J. F. Gore v. . M. Mastin

66 N.C. 371 | N.C. | 1872

Huggins v. Simpson, Phillips' law, 126, State v. Fulton, at this term. Plaintiff complained that the defendant had wrongfully taken a mule out of his possession and sold it.

The defendant, who was the sheriff of Forsythe county, admitted the taking, but justified the seizure, viz: that he had seized the mule under a distraint for taxes due from the plaintiff, and which had been assessed by the justices of said county, under the charter of the N.W. N.C. R. R. Co. The defendant offered in evidence a book containing the amount of taxes due from the tax-payers of said county for the year 1868. The former clerk of the county court certified that it was a true copy of the tax lists for 1868, as taken from the original, and that he delivered it to the sheriff to collect taxes for State and county purposes, that it was arranged alphabetically, and contained the names and subjects of taxation other than rail road tax. This book was made out from the *372 assessment made and returned to the clerk in May 1868, and did not refer to any rail road tax. Defendant also offered in evidence the record of the county court, directing a vote to be taken upon a subscription by the county for a number of shares in N.W. N.C. R. R. Co., and a subsequent order by the justices of said county, directing a tax to be levied on all persons and subjects of taxation, now taxable for State and county tax for the present year, and that said sheriff collect the taxes, amounting to and upon the tax list as made out by the clerk of this court for the present year.
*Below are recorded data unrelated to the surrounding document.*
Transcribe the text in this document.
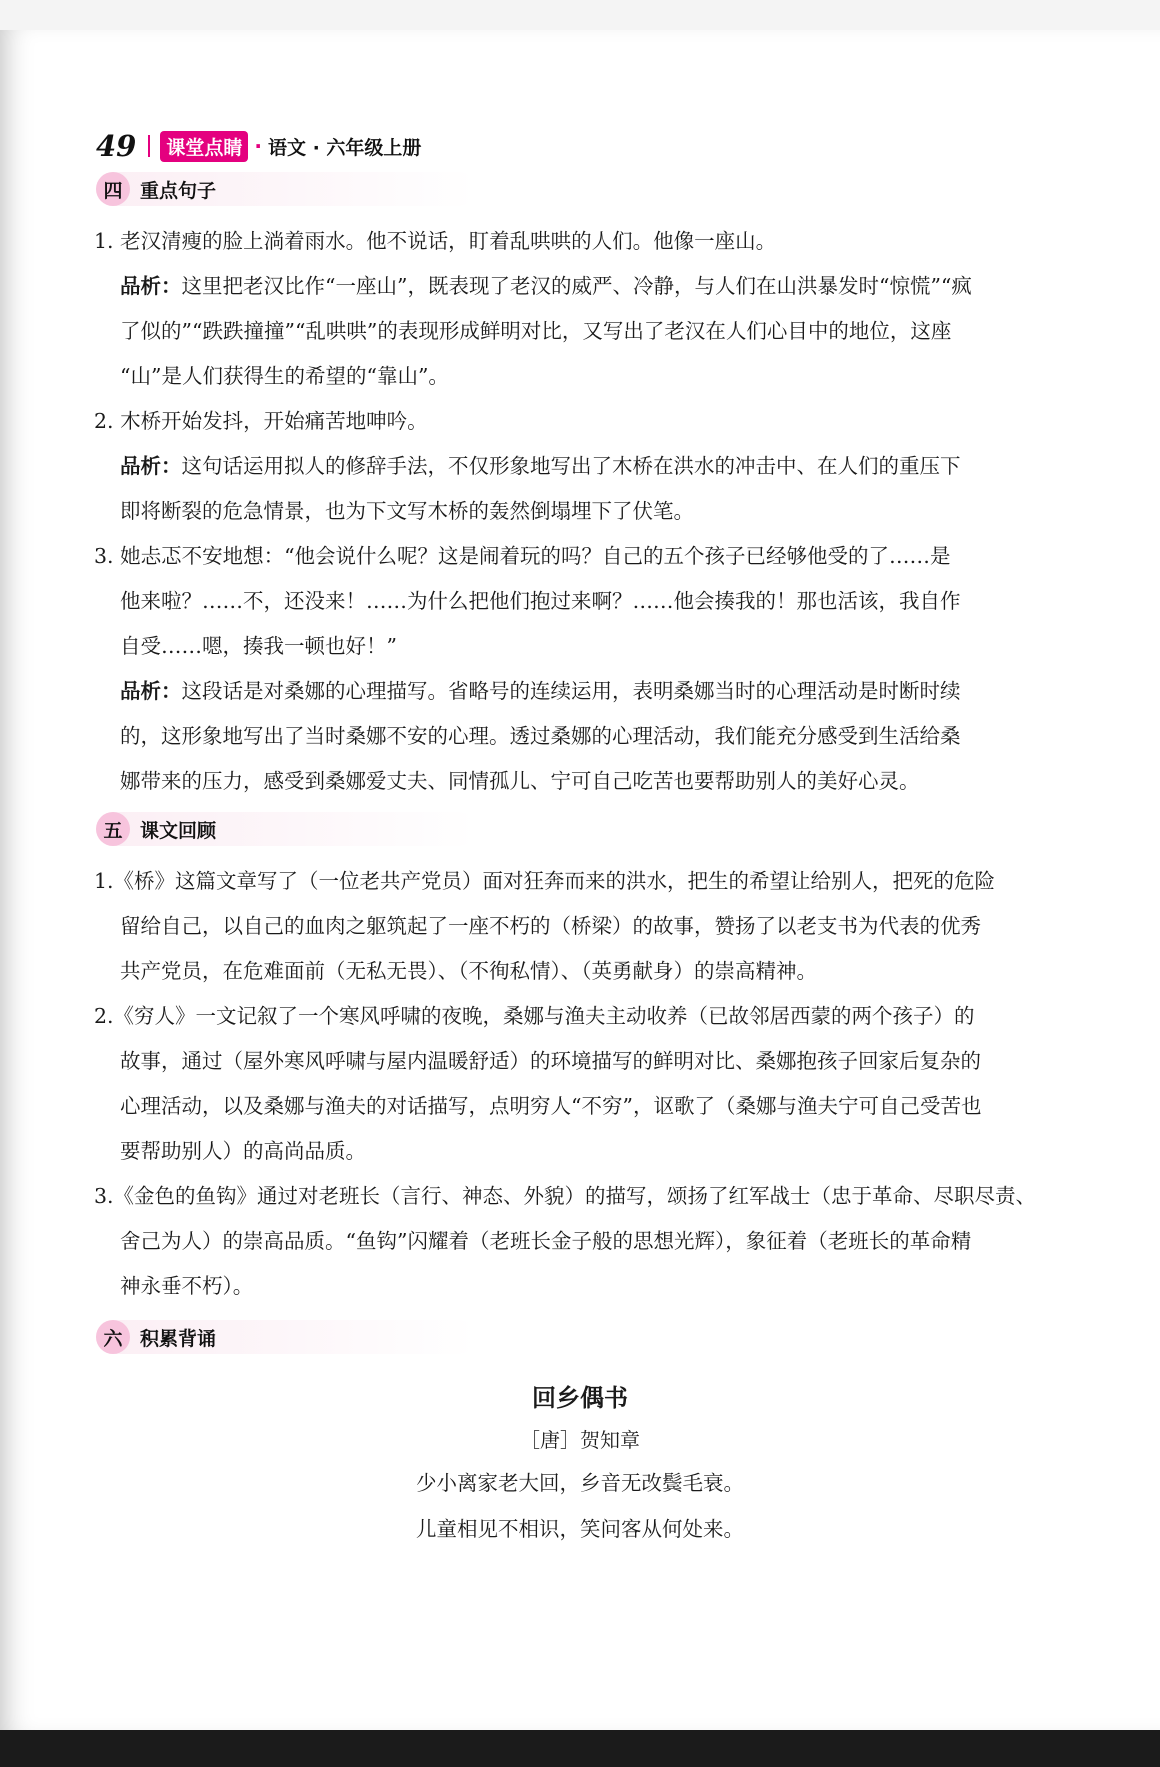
49	课堂点睛 · 语文 · 六年级上册
四 重点句子
1. 老汉清瘦的脸上淌着雨水。他不说话，盯着乱哄哄的人们。他像一座山。
品析：这里把老汉比作“一座山”，既表现了老汉的威严、冷静，与人们在山洪暴发时“惊慌”“疯
了似的”“跌跌撞撞”“乱哄哄”的表现形成鲜明对比，又写出了老汉在人们心目中的地位，这座
“山”是人们获得生的希望的“靠山”。
2. 木桥开始发抖，开始痛苦地呻吟。
品析：这句话运用拟人的修辞手法，不仅形象地写出了木桥在洪水的冲击中、在人们的重压下
即将断裂的危急情景，也为下文写木桥的轰然倒塌埋下了伏笔。
3. 她忐忑不安地想：“他会说什么呢？这是闹着玩的吗？自己的五个孩子已经够他受的了……是
他来啦？……不，还没来！……为什么把他们抱过来啊？……他会揍我的！那也活该，我自作
自受……嗯，揍我一顿也好！”
品析：这段话是对桑娜的心理描写。省略号的连续运用，表明桑娜当时的心理活动是时断时续
的，这形象地写出了当时桑娜不安的心理。透过桑娜的心理活动，我们能充分感受到生活给桑
娜带来的压力，感受到桑娜爱丈夫、同情孤儿、宁可自己吃苦也要帮助别人的美好心灵。
五 课文回顾
1.《桥》这篇文章写了（一位老共产党员）面对狂奔而来的洪水，把生的希望让给别人，把死的危险
留给自己，以自己的血肉之躯筑起了一座不朽的（桥梁）的故事，赞扬了以老支书为代表的优秀
共产党员，在危难面前（无私无畏）、（不徇私情）、（英勇献身）的崇高精神。
2.《穷人》一文记叙了一个寒风呼啸的夜晚，桑娜与渔夫主动收养（已故邻居西蒙的两个孩子）的
故事，通过（屋外寒风呼啸与屋内温暖舒适）的环境描写的鲜明对比、桑娜抱孩子回家后复杂的
心理活动，以及桑娜与渔夫的对话描写，点明穷人“不穷”，讴歌了（桑娜与渔夫宁可自己受苦也
要帮助别人）的高尚品质。
3.《金色的鱼钩》通过对老班长（言行、神态、外貌）的描写，颂扬了红军战士（忠于革命、尽职尽责、
舍己为人）的崇高品质。“鱼钩”闪耀着（老班长金子般的思想光辉），象征着（老班长的革命精
神永垂不朽）。
六 积累背诵
回乡偶书
［唐］贺知章
少小离家老大回，乡音无改鬓毛衰。
儿童相见不相识，笑问客从何处来。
Plaintiff insisted that no order could be made by the justice, directing the sheriff to collect the rail road taxes except by an assessment of the property of the tax-payer made after the order, c. There was a verdict for the plaintiff. Judgment and appeal by the defendant. Under our former system, it was made the duty of the County Court, at the first session held after the first day of April, annually to appoint for each captain's district a Justice of the Peace to take a list of the taxable property. Rev. Code, ch. 99, sec. 53. This list taken by the Justice, of taxables, was to be returned to the Clerk of the County Court at the next term after the time prescribed for taking the list. sec. 66, same chap.: and the Clerk of the Court was directed, on or before the 1st day of April, in the year ensuing the taking of the lists, to deliver to the Sheriff of the county a full and accurate copy, in alphabetical order, of the lists. Sec. 81, same chap.: and the Sheriff was directed forthwith to proceed to collect such taxes, sec. 82. This list thus prepared and furnished the Sheriff, constituted the authority of the Sheriff for the *373 collection of the taxes, and was of the same force and effect as an execution issuing from the County Court upon a judgment therein rendered, in the matter of which the same Court had jurisdiction. It was no part of the duty of the Sheriff to inquire whether these taxes were properly laid or not; he was commanded forthwith to collect these taxes, and it was the duty of the tax-payers, to pay to the Sheriff these taxes thus assessed, when demanded. By section 87, chapter 99, the Sheriff is authorized, if need be, to destrain and sell the property of the tax-payer to satisfy the same.

In our case the Sheriff seized the mule for which this suit is brought, and sold it to satisfy the tax, which the plaintiff declined to pay. The Sheriff after retaining the tax and his costs and charges, tendered the balance of the price for which the mule sold, to the plaintiff. In all this the Sheriff was in the strict line of his duty. The Sheriff being a public officer was not bound to have a regularly certified list of taxables with him when he distrained. nor was he obliged to have any list with him; it was quite sufficient that the list had been made out by the Clerk of the County Court and delivered to the Sheriff.

In this case the plaintiff had no cause of action against the Sheriff, as he was himself in fault in not paying his tax when demanded.

We suppose it was one of the objects of this action to test the legality of this Rail Road tax. It is sufficient to say that the legality of this tax cannot be tested in this way. State v. Fulton at this term. Huggins v.Hinson, Phillips law 126.

This renders it unnecessary to notice the questions as to the rejection of the tax list offered by the defendant.

There is error. This will be certified.